Exponential Gaussian approach for spectral modelling: The EGO algorithm II. Band asymmetry

The present investigation is complementary to a previous paper which introduced the EGO approach to spectral modelling of reflectance measurements acquired in the visible and near-IR range (Pompilio, L., Pedrazzi, G., Sgavetti, M., Cloutis, E.A., Craig, M.A., Roush, T.L. 2009]. Icarus, 201 (2), 781-794).

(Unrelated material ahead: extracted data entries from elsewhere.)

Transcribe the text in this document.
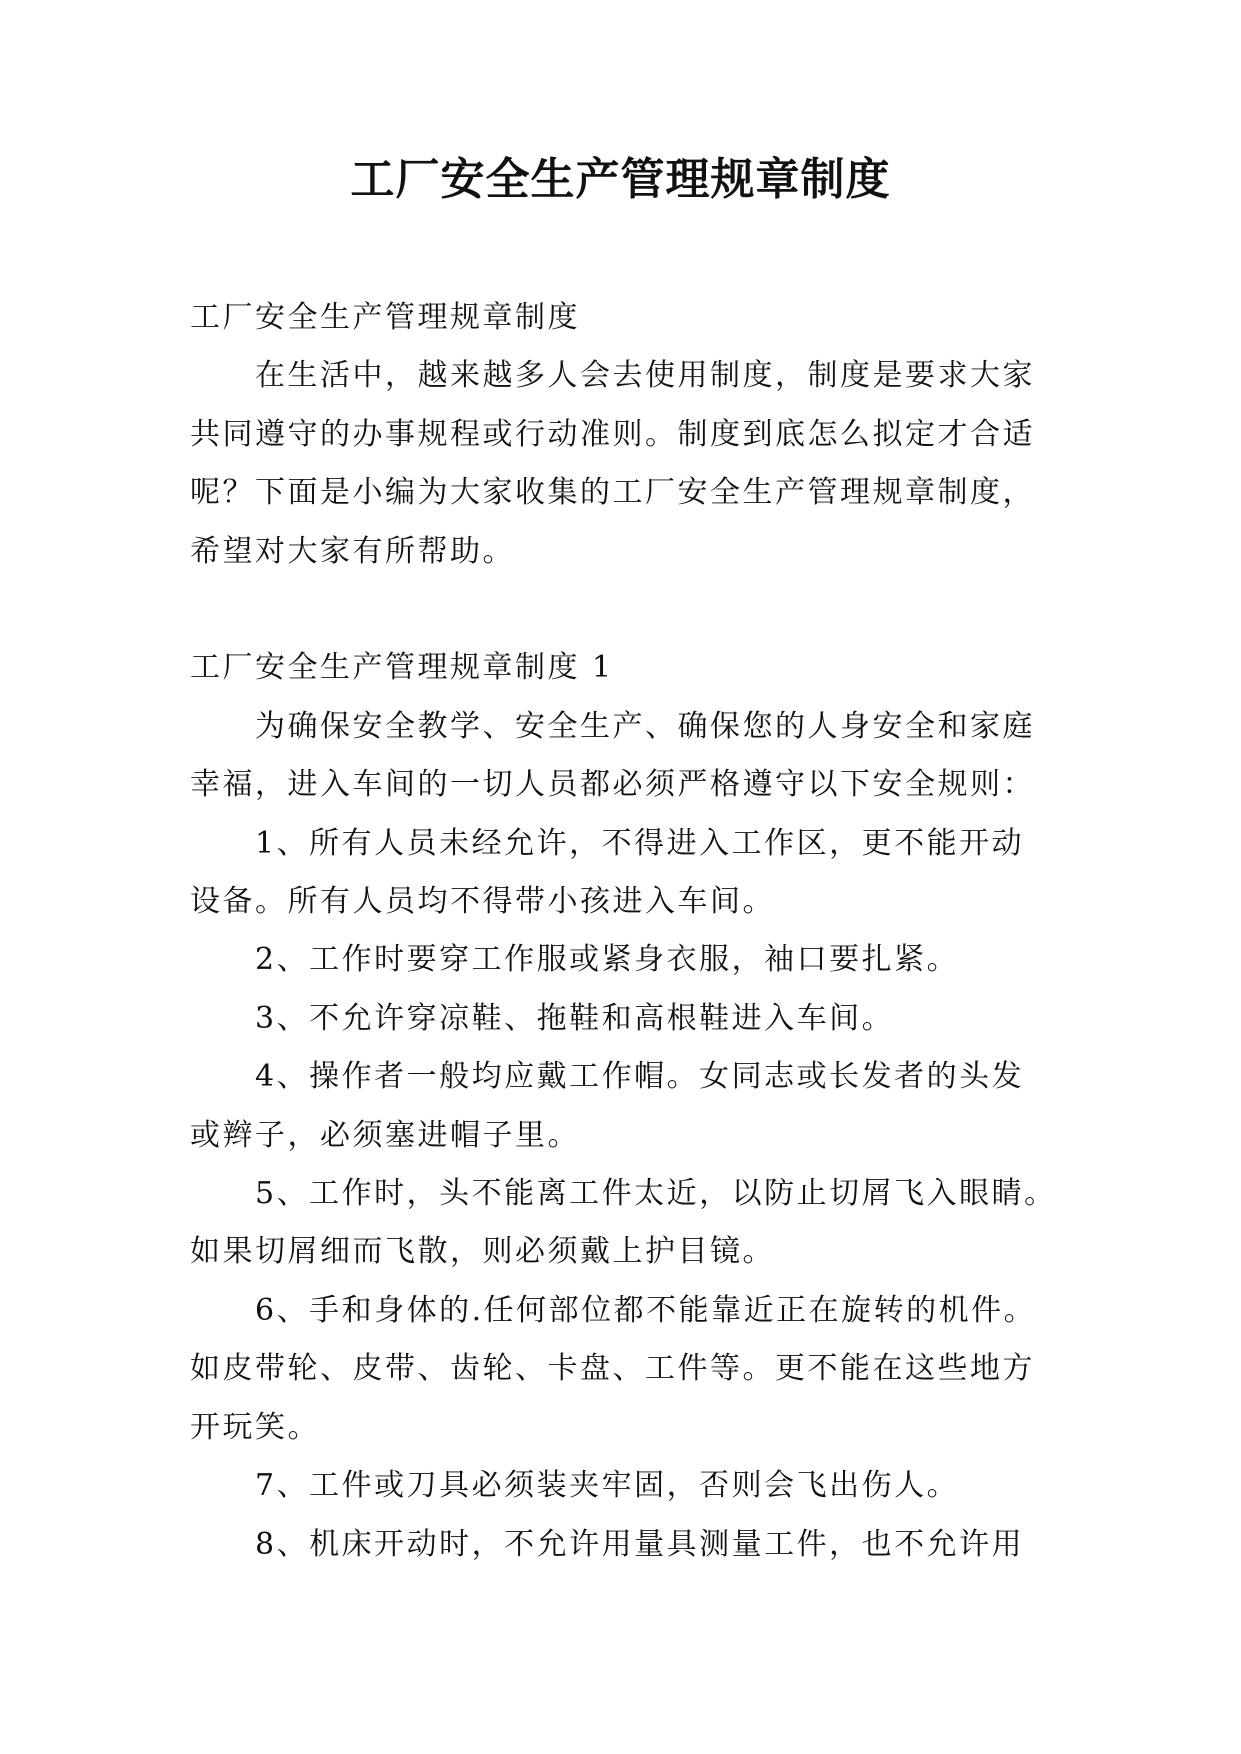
工厂安全生产管理规章制度

工厂安全生产管理规章制度

　　在生活中，越来越多人会去使用制度，制度是要求大家

共同遵守的办事规程或行动准则。制度到底怎么拟定才合适

呢？下面是小编为大家收集的工厂安全生产管理规章制度，

希望对大家有所帮助。

工厂安全生产管理规章制度 1

　　为确保安全教学、安全生产、确保您的人身安全和家庭

幸福，进入车间的一切人员都必须严格遵守以下安全规则：

　　1、所有人员未经允许，不得进入工作区，更不能开动

设备。所有人员均不得带小孩进入车间。

　　2、工作时要穿工作服或紧身衣服，袖口要扎紧。

　　3、不允许穿凉鞋、拖鞋和高根鞋进入车间。

　　4、操作者一般均应戴工作帽。女同志或长发者的头发

或辫子，必须塞进帽子里。

　　5、工作时，头不能离工件太近，以防止切屑飞入眼睛。

如果切屑细而飞散，则必须戴上护目镜。

　　6、手和身体的.任何部位都不能靠近正在旋转的机件。

如皮带轮、皮带、齿轮、卡盘、工件等。更不能在这些地方

开玩笑。

　　7、工件或刀具必须装夹牢固，否则会飞出伤人。

　　8、机床开动时，不允许用量具测量工件，也不允许用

Here, we show the performances of the EGO model in attempting to account for temperature-induced variations in spectra, specifically band asymmetry.Our main goals are: (1) to recognize and model thermal-induced band asymmetry in reflectance spectra; (2) to develop a basic approach for decomposition of remotely acquired spectra from planetary surfaces, where effects due to temperature variations are most prevalent; (3) to reduce the uncertainty related to quantitative estimation of band position and depth when band asymmetry is occurring.In order to accomplish these objectives, we tested the EGO algorithm on a number of measurements acquired on powdered pyroxenes at sample temperature ranging from 80 up to 400 K. The main results arising from this study are: (1) EGO model is able to numerically account for the occurrence of band asymmetry on reflectance spectra; (2) the returned set of EGO parameters can suggest the influence of some additional effect other than the electronic transition responsible for the absorption feature; (3) the returned set of EGO parameters can help in estimating the surface temperature of a planetary body; (4) the occurrence of absorptions which are less affected by temperature variations can be mapped for minerals and thus used for compositional estimates.Further work is still required in order to analyze the behaviour of the EGO algorithm with respect to temperature-induced band asymmetry using powdered pyroxene spanning a range of compositions and grain sizes and more complex band shapes.